I then told them that without doubt they are the most successful men in Pakistan, or else they would not be where they are tonight. “But,” I said, “I see in your eyes tonight that some of you need to accept my invitation. Some of you here tonight also need to move from a position of success to a position of significance.”
When I finished they applauded for a long time, and I saw tears in the eyes of at least one senator. All came by and spoke and shook my hand as they left. Many of them hugged me. Another senator, who is the chairman of the powerful senate education committee, stood close and said to me and the others standing around the door, “I am frightened when I think of how close I came to missing this meeting tonight. I am inspired … My life will not be the same.”
Before I went to bed, I thanked Jesus for being in that meeting in such a strong way. He seemed to remind me that when he was on earth walking and talking, those were the very Gentiles, the sons of Ishmael, the seeds of Abraham and Hagar that he was referring to when he said that he had come to bring salvation to the Gentiles.
I feel so humbled and so privileged to have had the opportunity tonight to share with those powerful Muslim leaders. In fact, involvement in the whole Pakistan episode—the traveling, the dangers, the terrible hospitals, the cargo-container movement from our warehouse to the port of Karachi—has been well worth the single opportunity of sharing with the senator and his important friends. I was not the one who manipulated the meeting that dark night in December, flying at thirty-six thousand feet over the old Soviet Union from Islamabad to Amsterdam. God’s love and his great plan are becoming reality, and his faithfulness to the promise to Abraham’s seed is being played out in an ongoing pageant of eternal love and acceptance.

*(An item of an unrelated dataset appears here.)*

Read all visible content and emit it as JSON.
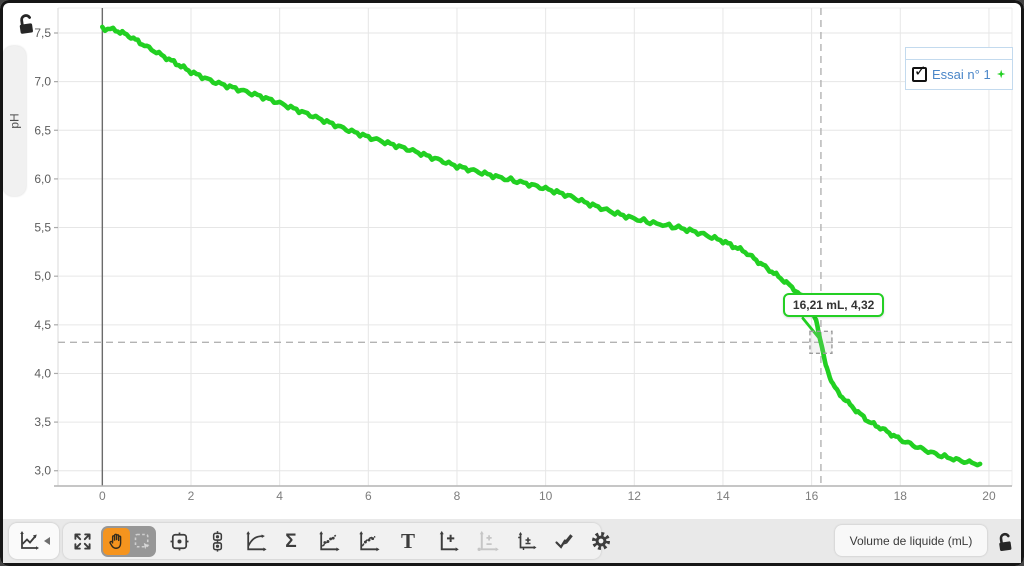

I may have now played my bit part in this drama and will be allowed to slip off the stage as the next scene unfolds. But I went to bed tonight in the heart of Islamabad, Pakistan, with the satisfying knowledge that I have been true to my commitment to God that I would go anyplace and say anything to anybody as an act of total obedience if he would give me the guidance and assurance that I am, indeed, at the right place at the right time saying the right things to the right folks. The expectations and results are not mine. Those are within God’s jurisdiction, but I can sleep well tonight in Islamabad, Pakistan.
Tuesday March 19
I checked out of the hotel this morning and hurried to the airport. The equipment used for the Pakistan Airlines flight 783 was a Boeing 747. The Islamabad airport was trying to process all those people through a small departure room and understaffed customs counters. The flight was a zoo. I was flying excursion class, which was the cheapest possible, and I paid the price for the difference in discomfort, but some eight or nine hours later, we safely landed in London, where I met up with Anna Marie, who had flown from Denver to bring me a totally different change of clothes.
From London I will now travel to Ethiopia, Uganda, and Rwanda, from the cold, high desert of northern Pakistan to the steamy equatorial continent of Africa.
Wednesday, March 20–Sunday, March 24
I really enjoyed the couple days of rest in London with Anna Marie. Friday, March 22 was my birthday, and we celebrated it over dinner at one of London’s Italian restaurants. I still have mental pictures of the fresh daffodils, fresh strawberries, and tea biscuits Anna Marie went out and purchased on the street and brought back and arranged for me in our hotel room. Indeed, this life is a good life.